Research conducted by Professors Jimmy Donaghey and Juliane Reinecke has played an important part in the policy debate and the implementation and evaluation of mechanisms to govern the Bangladeshi garment industry, following the Rana Plaza disaster in 2013.

The first phase of the research explored ‘the Accord’ agreement, which aimed to provide a new model of labour governance within global supply chains. This offers a hybrid governance approach building on the principles of ‘Industrial Democracy’ (you can view the report here: Report_IndustrialDemocracy).

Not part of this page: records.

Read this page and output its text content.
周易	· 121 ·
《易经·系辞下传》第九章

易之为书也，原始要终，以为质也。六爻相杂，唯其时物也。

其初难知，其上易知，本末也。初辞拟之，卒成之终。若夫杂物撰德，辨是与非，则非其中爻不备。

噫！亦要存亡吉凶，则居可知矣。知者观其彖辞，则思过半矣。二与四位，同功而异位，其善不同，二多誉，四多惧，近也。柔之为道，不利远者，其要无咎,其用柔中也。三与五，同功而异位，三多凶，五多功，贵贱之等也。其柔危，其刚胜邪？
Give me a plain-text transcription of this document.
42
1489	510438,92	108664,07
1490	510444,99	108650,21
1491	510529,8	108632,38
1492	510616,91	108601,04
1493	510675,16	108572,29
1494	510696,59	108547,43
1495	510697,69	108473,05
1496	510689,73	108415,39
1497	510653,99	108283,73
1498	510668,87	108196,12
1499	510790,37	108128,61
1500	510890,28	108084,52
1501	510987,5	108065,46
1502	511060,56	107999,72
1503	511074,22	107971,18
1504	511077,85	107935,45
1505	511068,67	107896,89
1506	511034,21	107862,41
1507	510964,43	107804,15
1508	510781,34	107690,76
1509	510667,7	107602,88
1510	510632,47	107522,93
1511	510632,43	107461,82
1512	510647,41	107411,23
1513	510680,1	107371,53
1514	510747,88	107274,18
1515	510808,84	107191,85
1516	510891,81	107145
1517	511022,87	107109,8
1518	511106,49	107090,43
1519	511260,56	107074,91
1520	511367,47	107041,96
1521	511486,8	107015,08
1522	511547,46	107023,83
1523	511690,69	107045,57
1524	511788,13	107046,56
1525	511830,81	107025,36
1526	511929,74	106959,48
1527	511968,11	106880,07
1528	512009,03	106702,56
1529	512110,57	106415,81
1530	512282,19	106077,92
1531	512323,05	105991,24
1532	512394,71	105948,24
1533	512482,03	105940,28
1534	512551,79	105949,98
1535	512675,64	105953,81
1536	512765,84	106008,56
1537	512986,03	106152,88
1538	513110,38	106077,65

In collaboration with the Ethical Trading Initiative (ETI), the research examined the implementation of social dialogue in Bangladeshi ready-made garment factories as a much-needed alternative to what many have criticised as the “failed” social auditing approach to labour rights in global supply chains. While social auditing focuses on external auditing and has no role for worker input, the research makes the case that meaningful change must come from within the workplace and involve meaningful employee voice. Workplace social dialogue is the process whereby employers and workers establish dialogue about work-related issues and offers a mechanism to enable workers’ voice and help to address safety issues from within factories where labour representation is weak.

To support the implementation of social dialogue in and beyond Bangladesh, we produced a study report that explains the concepts and makes recommendations underpinned by research expertise. The report was launched at a collaborative stakeholder engagement event in June 2017 with the ETI and International Labour Organization (ILO) Better Work, including an audience of members of the ethical trading teams of many high-street clothing brands (you can view the report here).

It is anticipated that workplace social dialogue will become an integral part of managing sustainable supply chains.